Opposition Leader Tony Abbott's clumsy remarks on climate change ('a so-called market, in the non-delivery of an invisible substance to no one') have been roundly criticised and interpreted as a 'dog whistle' to the climate sceptic wing of his party's supporter base.
So what was he really getting at? Fairfax environment editor Ben Cubby thought the 'so-called market' phrase was a nod 'to the sympathies of people suspicious of money markets, it positions the Coalition as the party with the knowledge to discern real markets from fake ones.' There might be something to this, particularly when you consider that there is legitimate criticism out there about the incredible complexity of carbon trading and the potential for manipulation and fraud.
The Australian's foreign editor, Greg Sheridan, who seems to have Tony Abbott's ear, has run this argument, and here's a 2011 piece from finance industry analyst Xavier Rizos, in which he gives an example of how hard it is to calculate carbon offsets:
Kevin Anderson, director of the Tyndall Centre for Climate Change Research eloquently illustrated the issue before the UK Parliamentary Environmental Audit Committee in 2009. He gave the example of:
A wind farm in India that may claim to be generating carbon credits because it is saving, over a century, fossil fuels over and above what would have been saved without the project: [B]ut the wind turbines will give access to electricity that gives access to a television that gives access to adverts that sell small scooters, and then some entrepreneur sets up a small petrol depot for the small scooters, and another entrepreneur buys some wagons instead of using oxen, and the whole thing builds up over the next 20 or 30 years.

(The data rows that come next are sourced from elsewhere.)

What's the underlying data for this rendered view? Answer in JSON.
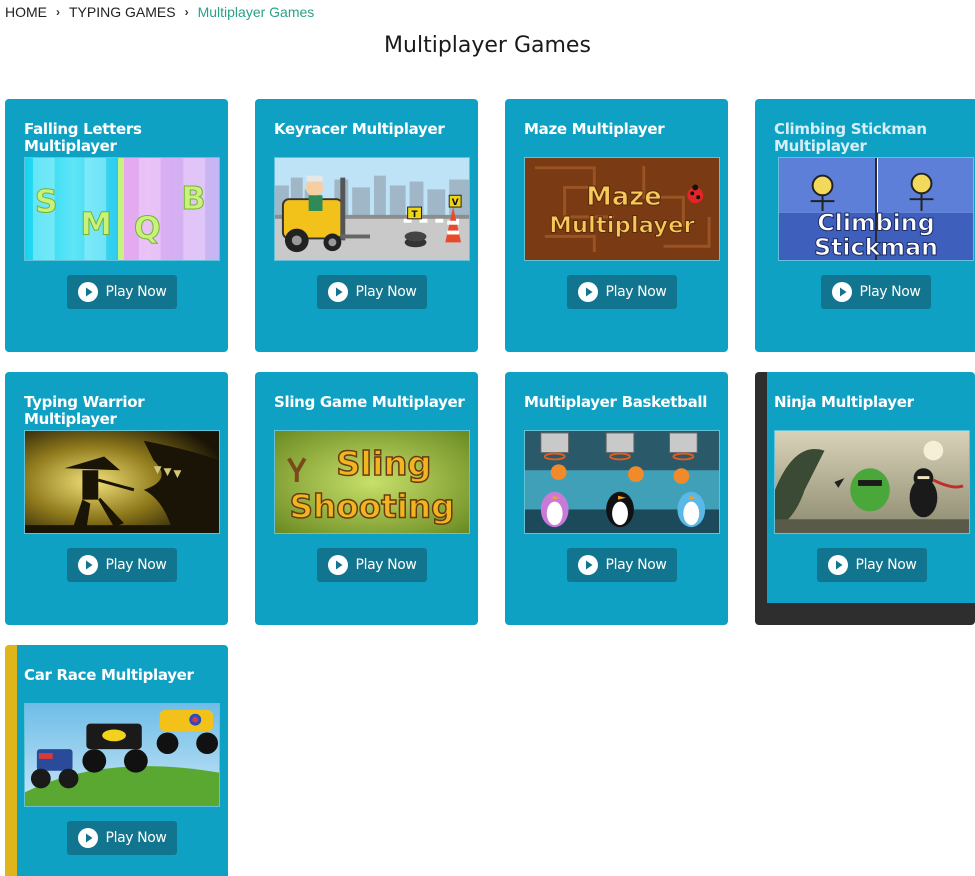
{
  "breadcrumb": {
    "home": "HOME",
    "typing_games": "TYPING GAMES",
    "current": "Multiplayer Games"
  },
  "page_title": "Multiplayer Games",
  "play_label": "Play Now",
  "colors": {
    "card_bg": "#0fa1c4",
    "button_bg": "#11758f",
    "hover_frame": "#2e2e2e",
    "accent": "#e0b41b",
    "breadcrumb_current": "#2aa08a"
  },
  "games": [
    {
      "title": "Falling Letters Multiplayer",
      "thumb_text": [
        "S",
        "M",
        "Q",
        "B"
      ]
    },
    {
      "title": "Keyracer Multiplayer",
      "thumb_text": [
        "T",
        "V"
      ]
    },
    {
      "title": "Maze Multiplayer",
      "thumb_text": [
        "Maze",
        "Multiplayer"
      ]
    },
    {
      "title": "Climbing Stickman Multiplayer",
      "thumb_text": [
        "Climbing",
        "Stickman"
      ]
    },
    {
      "title": "Typing Warrior Multiplayer",
      "thumb_text": []
    },
    {
      "title": "Sling Game Multiplayer",
      "thumb_text": [
        "Sling",
        "Shooting"
      ]
    },
    {
      "title": "Multiplayer Basketball",
      "thumb_text": []
    },
    {
      "title": "Ninja Multiplayer",
      "thumb_text": []
    },
    {
      "title": "Car Race Multiplayer",
      "thumb_text": []
    }
  ]
}
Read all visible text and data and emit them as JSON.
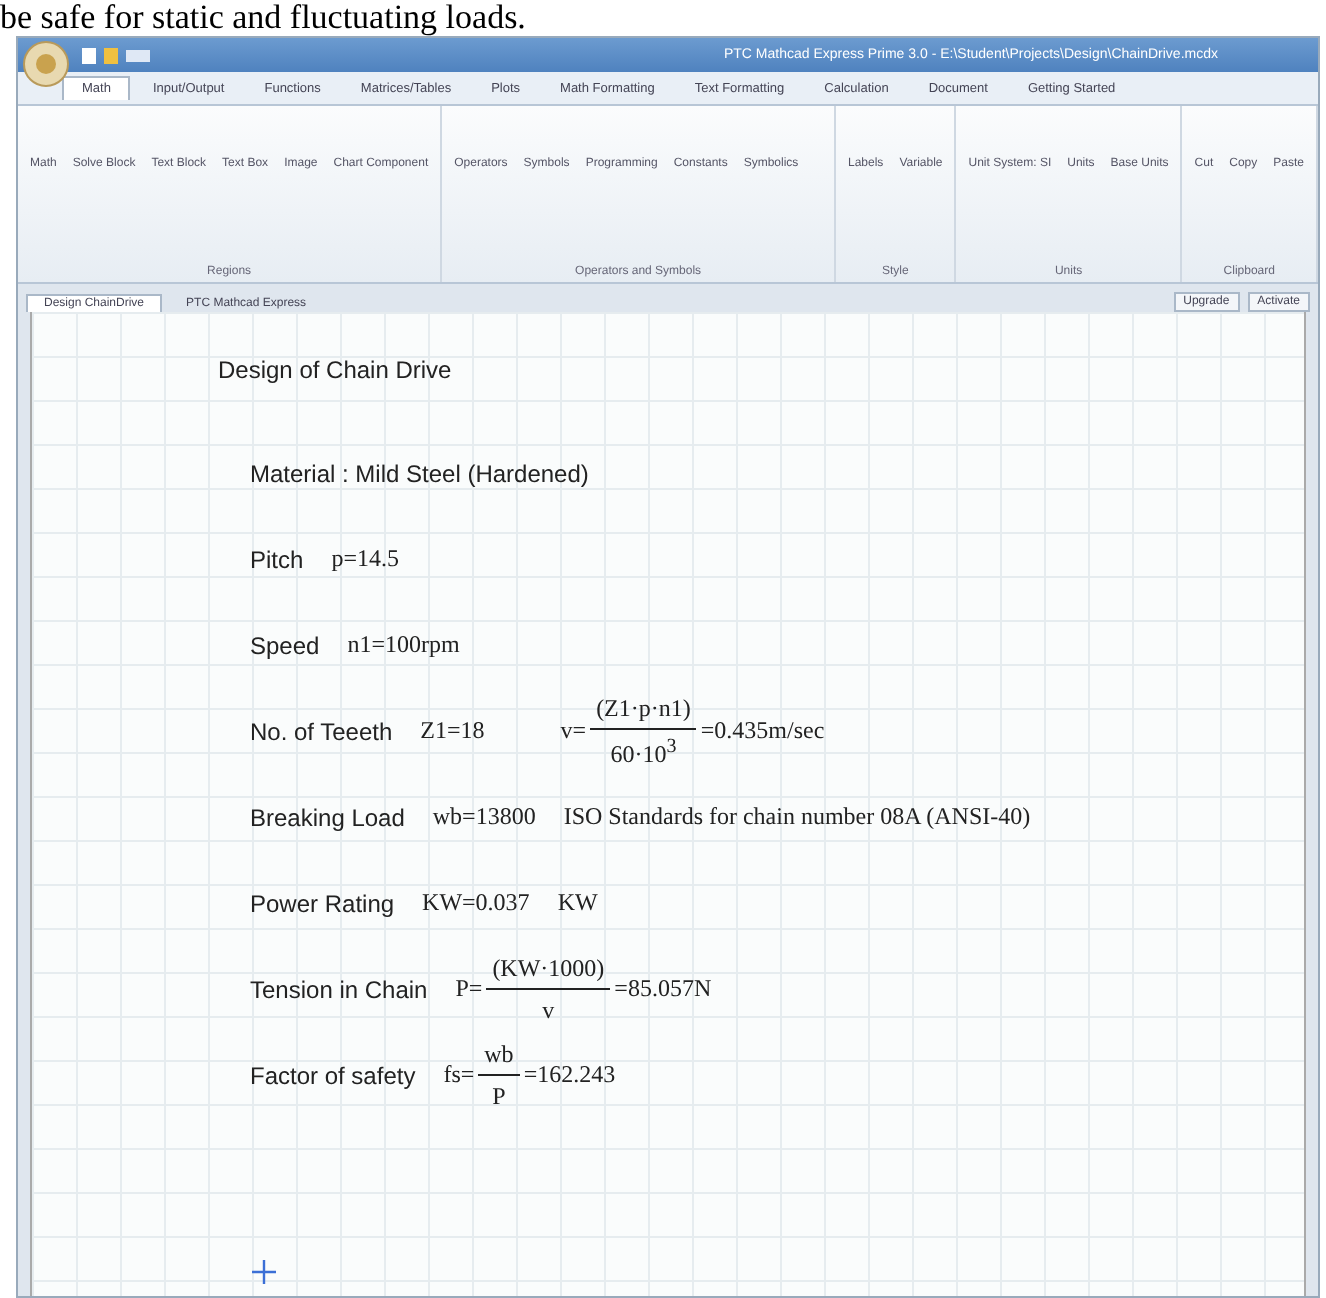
{
  "page_text": "be safe for static and fluctuating loads.",
  "window": {
    "title": "PTC Mathcad Express Prime 3.0 - E:\\Student\\Projects\\Design\\ChainDrive.mcdx"
  },
  "ribbon_tabs": [
    {
      "label": "Math",
      "selected": true
    },
    {
      "label": "Input/Output",
      "selected": false
    },
    {
      "label": "Functions",
      "selected": false
    },
    {
      "label": "Matrices/Tables",
      "selected": false
    },
    {
      "label": "Plots",
      "selected": false
    },
    {
      "label": "Math Formatting",
      "selected": false
    },
    {
      "label": "Text Formatting",
      "selected": false
    },
    {
      "label": "Calculation",
      "selected": false
    },
    {
      "label": "Document",
      "selected": false
    },
    {
      "label": "Getting Started",
      "selected": false
    }
  ],
  "ribbon_groups": [
    {
      "name": "Regions",
      "buttons": [
        "Math",
        "Solve Block",
        "Text Block",
        "Text Box",
        "Image",
        "Chart Component"
      ]
    },
    {
      "name": "Operators and Symbols",
      "buttons": [
        "Operators",
        "Symbols",
        "Programming",
        "Constants",
        "Symbolics"
      ]
    },
    {
      "name": "Style",
      "buttons": [
        "Labels",
        "Variable"
      ]
    },
    {
      "name": "Units",
      "buttons": [
        "Unit System: SI",
        "Units",
        "Base Units"
      ]
    },
    {
      "name": "Clipboard",
      "buttons": [
        "Cut",
        "Copy",
        "Paste"
      ]
    }
  ],
  "doc_tabs": [
    {
      "label": "Design ChainDrive",
      "selected": true
    },
    {
      "label": "PTC Mathcad Express",
      "selected": false
    }
  ],
  "doc_actions": [
    "Upgrade",
    "Activate"
  ],
  "worksheet": {
    "heading": "Design of Chain Drive",
    "rows": [
      {
        "parts": [
          {
            "kind": "text",
            "text": "Material : Mild Steel (Hardened)"
          }
        ]
      },
      {
        "parts": [
          {
            "kind": "text",
            "text": "Pitch"
          },
          {
            "kind": "math",
            "text": "p=14.5"
          }
        ]
      },
      {
        "parts": [
          {
            "kind": "text",
            "text": "Speed"
          },
          {
            "kind": "math",
            "text": "n1=100rpm"
          }
        ]
      },
      {
        "parts": [
          {
            "kind": "text",
            "text": "No. of Teeeth"
          },
          {
            "kind": "math",
            "text": "Z1=18"
          },
          {
            "kind": "fraction",
            "lhs": "v=",
            "num": "(Z1·p·n1)",
            "den": "60·10$^{3}$",
            "rhs": "=0.435m/sec"
          }
        ]
      },
      {
        "parts": [
          {
            "kind": "text",
            "text": "Breaking Load"
          },
          {
            "kind": "math",
            "text": "wb=13800"
          },
          {
            "kind": "math",
            "text": "ISO Standards for chain number 08A (ANSI-40)"
          }
        ]
      },
      {
        "parts": [
          {
            "kind": "text",
            "text": "Power Rating"
          },
          {
            "kind": "math",
            "text": "KW=0.037"
          },
          {
            "kind": "math",
            "text": "KW"
          }
        ]
      },
      {
        "parts": [
          {
            "kind": "text",
            "text": "Tension in Chain"
          },
          {
            "kind": "fraction",
            "lhs": "P=",
            "num": "(KW·1000)",
            "den": "v",
            "rhs": "=85.057N"
          }
        ]
      },
      {
        "parts": [
          {
            "kind": "text",
            "text": "Factor of safety"
          },
          {
            "kind": "fraction",
            "lhs": "fs=",
            "num": "wb",
            "den": "P",
            "rhs": "=162.243"
          }
        ]
      }
    ]
  }
}
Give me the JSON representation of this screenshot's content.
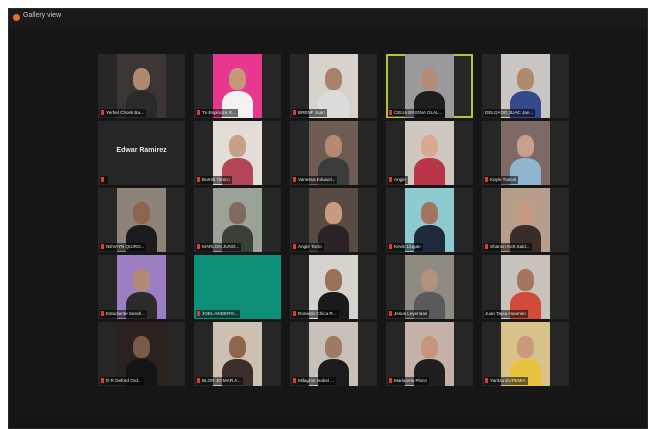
{
  "window": {
    "title": "Gallery view",
    "app_icon": "zoom-app-icon"
  },
  "participants": [
    {
      "name": "Yerbel Chosk Ba...",
      "muted": true,
      "video": true,
      "bg": "#3b3633",
      "skin": "#b08a70",
      "shirt": "#2a2a2a"
    },
    {
      "name": "Tu Espinoza R...",
      "muted": true,
      "video": true,
      "bg": "#e8378f",
      "skin": "#c6987a",
      "shirt": "#f2f2f2"
    },
    {
      "name": "BRENF Juan",
      "muted": true,
      "video": true,
      "bg": "#d7d2cc",
      "skin": "#a8826a",
      "shirt": "#dcdcdc"
    },
    {
      "name": "CELIA BRIGNA OLAL...",
      "muted": true,
      "video": true,
      "active": true,
      "bg": "#9a9a9c",
      "skin": "#b48d76",
      "shirt": "#1e1e1e"
    },
    {
      "name": "DELGADO JUAC Jan...",
      "muted": false,
      "video": true,
      "bg": "#c9c6c4",
      "skin": "#b08a6c",
      "shirt": "#344a8c"
    },
    {
      "name": "Edwar Ramirez",
      "muted": true,
      "video": false,
      "bg": "#262626"
    },
    {
      "name": "Burridi Tanico",
      "muted": true,
      "video": true,
      "bg": "#e2ddd6",
      "skin": "#c7a08a",
      "shirt": "#b2455a"
    },
    {
      "name": "Vanessa Eduard...",
      "muted": true,
      "video": true,
      "bg": "#6e5c52",
      "skin": "#b48a70",
      "shirt": "#3b3b3b"
    },
    {
      "name": "Angie",
      "muted": true,
      "video": true,
      "bg": "#cfc8c0",
      "skin": "#d8a892",
      "shirt": "#b8354a"
    },
    {
      "name": "Kayle Tuscai",
      "muted": true,
      "video": true,
      "bg": "#7d6a64",
      "skin": "#c8a08e",
      "shirt": "#8fb5cf"
    },
    {
      "name": "NEVAYN QUIRO...",
      "muted": true,
      "video": true,
      "bg": "#8d8378",
      "skin": "#8c6450",
      "shirt": "#1c1c1c"
    },
    {
      "name": "MARLON JUNO...",
      "muted": true,
      "video": true,
      "bg": "#9ba297",
      "skin": "#7f6b5e",
      "shirt": "#3a3f3a"
    },
    {
      "name": "Angie Taclo",
      "muted": true,
      "video": true,
      "bg": "#5a4a44",
      "skin": "#c79a82",
      "shirt": "#2a2226"
    },
    {
      "name": "Kevin Llugan",
      "muted": true,
      "video": true,
      "bg": "#8dcbd1",
      "skin": "#a2765e",
      "shirt": "#1f2a3a"
    },
    {
      "name": "Shanon Kett Sald...",
      "muted": true,
      "video": true,
      "bg": "#b69e8a",
      "skin": "#c69a80",
      "shirt": "#3a2c2a"
    },
    {
      "name": "Estudiante Sarah...",
      "muted": true,
      "video": true,
      "bg": "#9b7fc2",
      "skin": "#b58a72",
      "shirt": "#2b2b2b"
    },
    {
      "name": "JOEL ANDERO...",
      "muted": true,
      "video": true,
      "bg": "#0d8f78",
      "skin": "#0d8f78",
      "shirt": "#0d8f78",
      "plain": true
    },
    {
      "name": "Ronaldo Chica R...",
      "muted": true,
      "video": true,
      "bg": "#d6d3ce",
      "skin": "#9b7058",
      "shirt": "#1a1a1a"
    },
    {
      "name": "Jesus Leyendas",
      "muted": true,
      "video": true,
      "bg": "#8f8a82",
      "skin": "#b2917e",
      "shirt": "#5a5a5a"
    },
    {
      "name": "Juan Tapia Huamán",
      "muted": false,
      "video": true,
      "bg": "#c8c3bd",
      "skin": "#a5765e",
      "shirt": "#d24a3a"
    },
    {
      "name": "D R Deford Ord...",
      "muted": true,
      "video": true,
      "bg": "#2b211e",
      "skin": "#7a5a48",
      "shirt": "#141414"
    },
    {
      "name": "BLOR JO MAR A...",
      "muted": true,
      "video": true,
      "bg": "#cdbfb2",
      "skin": "#8f654c",
      "shirt": "#3c2e2a"
    },
    {
      "name": "Milagros Isabel ...",
      "muted": true,
      "video": true,
      "bg": "#c7c1b9",
      "skin": "#a07a62",
      "shirt": "#1c1c1c"
    },
    {
      "name": "Marianela Pinco",
      "muted": true,
      "video": true,
      "bg": "#c4b2a8",
      "skin": "#c8957a",
      "shirt": "#1f1f1f"
    },
    {
      "name": "Yaritza EUFEMIA",
      "muted": true,
      "video": true,
      "bg": "#d9c28a",
      "skin": "#c99a7c",
      "shirt": "#e7c23a"
    }
  ]
}
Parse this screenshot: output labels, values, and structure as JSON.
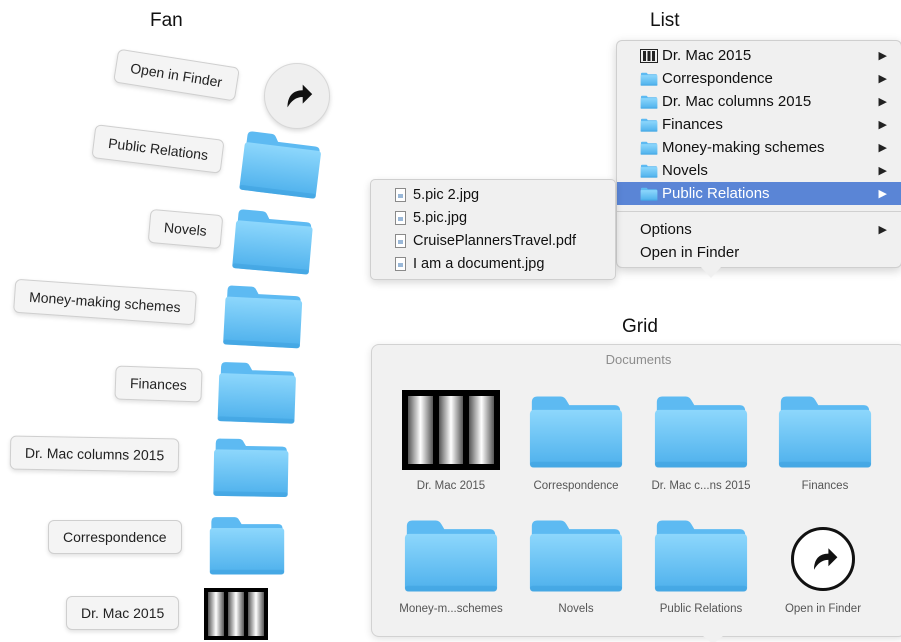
{
  "fan": {
    "title": "Fan",
    "open_in_finder": "Open in Finder",
    "items": [
      {
        "label": "Public Relations",
        "icon": "folder-icon"
      },
      {
        "label": "Novels",
        "icon": "folder-icon"
      },
      {
        "label": "Money-making schemes",
        "icon": "folder-icon"
      },
      {
        "label": "Finances",
        "icon": "folder-icon"
      },
      {
        "label": "Dr. Mac columns 2015",
        "icon": "folder-icon"
      },
      {
        "label": "Correspondence",
        "icon": "folder-icon"
      },
      {
        "label": "Dr. Mac 2015",
        "icon": "stack-icon"
      }
    ]
  },
  "list": {
    "title": "List",
    "items": [
      {
        "label": "Dr. Mac 2015",
        "icon": "stack-icon"
      },
      {
        "label": "Correspondence",
        "icon": "folder-icon"
      },
      {
        "label": "Dr. Mac columns 2015",
        "icon": "folder-icon"
      },
      {
        "label": "Finances",
        "icon": "folder-icon"
      },
      {
        "label": "Money-making schemes",
        "icon": "folder-icon"
      },
      {
        "label": "Novels",
        "icon": "folder-icon"
      },
      {
        "label": "Public Relations",
        "icon": "folder-icon",
        "selected": true
      }
    ],
    "options": "Options",
    "open_in_finder": "Open in Finder",
    "submenu": [
      "5.pic 2.jpg",
      "5.pic.jpg",
      "CruisePlannersTravel.pdf",
      "I am a document.jpg"
    ],
    "selection_color": "#5a85d6"
  },
  "grid": {
    "title": "Grid",
    "header": "Documents",
    "items": [
      {
        "label": "Dr. Mac 2015",
        "icon": "stack-icon"
      },
      {
        "label": "Correspondence",
        "icon": "folder-icon"
      },
      {
        "label": "Dr. Mac c...ns 2015",
        "icon": "folder-icon"
      },
      {
        "label": "Finances",
        "icon": "folder-icon"
      },
      {
        "label": "Money-m...schemes",
        "icon": "folder-icon"
      },
      {
        "label": "Novels",
        "icon": "folder-icon"
      },
      {
        "label": "Public Relations",
        "icon": "folder-icon"
      },
      {
        "label": "Open in Finder",
        "icon": "open-arrow-icon"
      }
    ]
  },
  "colors": {
    "folder_light": "#7fd0fb",
    "folder_dark": "#4fb1ec",
    "folder_tab": "#62bdf3"
  }
}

Anderson's point was that assessing the effectiveness of an offset in reducing CO2 levels over the following 100 years - as stipulated by the Kyoto regulation - is equivalent to "Marconi and the Wright brothers getting together to discuss whether in 2009, EasyJet and the internet would be facilitating each other through internet booking".
Moreover, if those genuine technical challenges were not enough, offsets are also highly exposed to abuse and fraud. For instance in 2008 the Los Angeles Times reported that offsets would help build 21 new fossil fuel plants in California, usurping funding that could have gone to renewables instead.
But as the FT argued back in 2007, the potential for manipulation in carbon markets just strengthens the case for a carbon tax.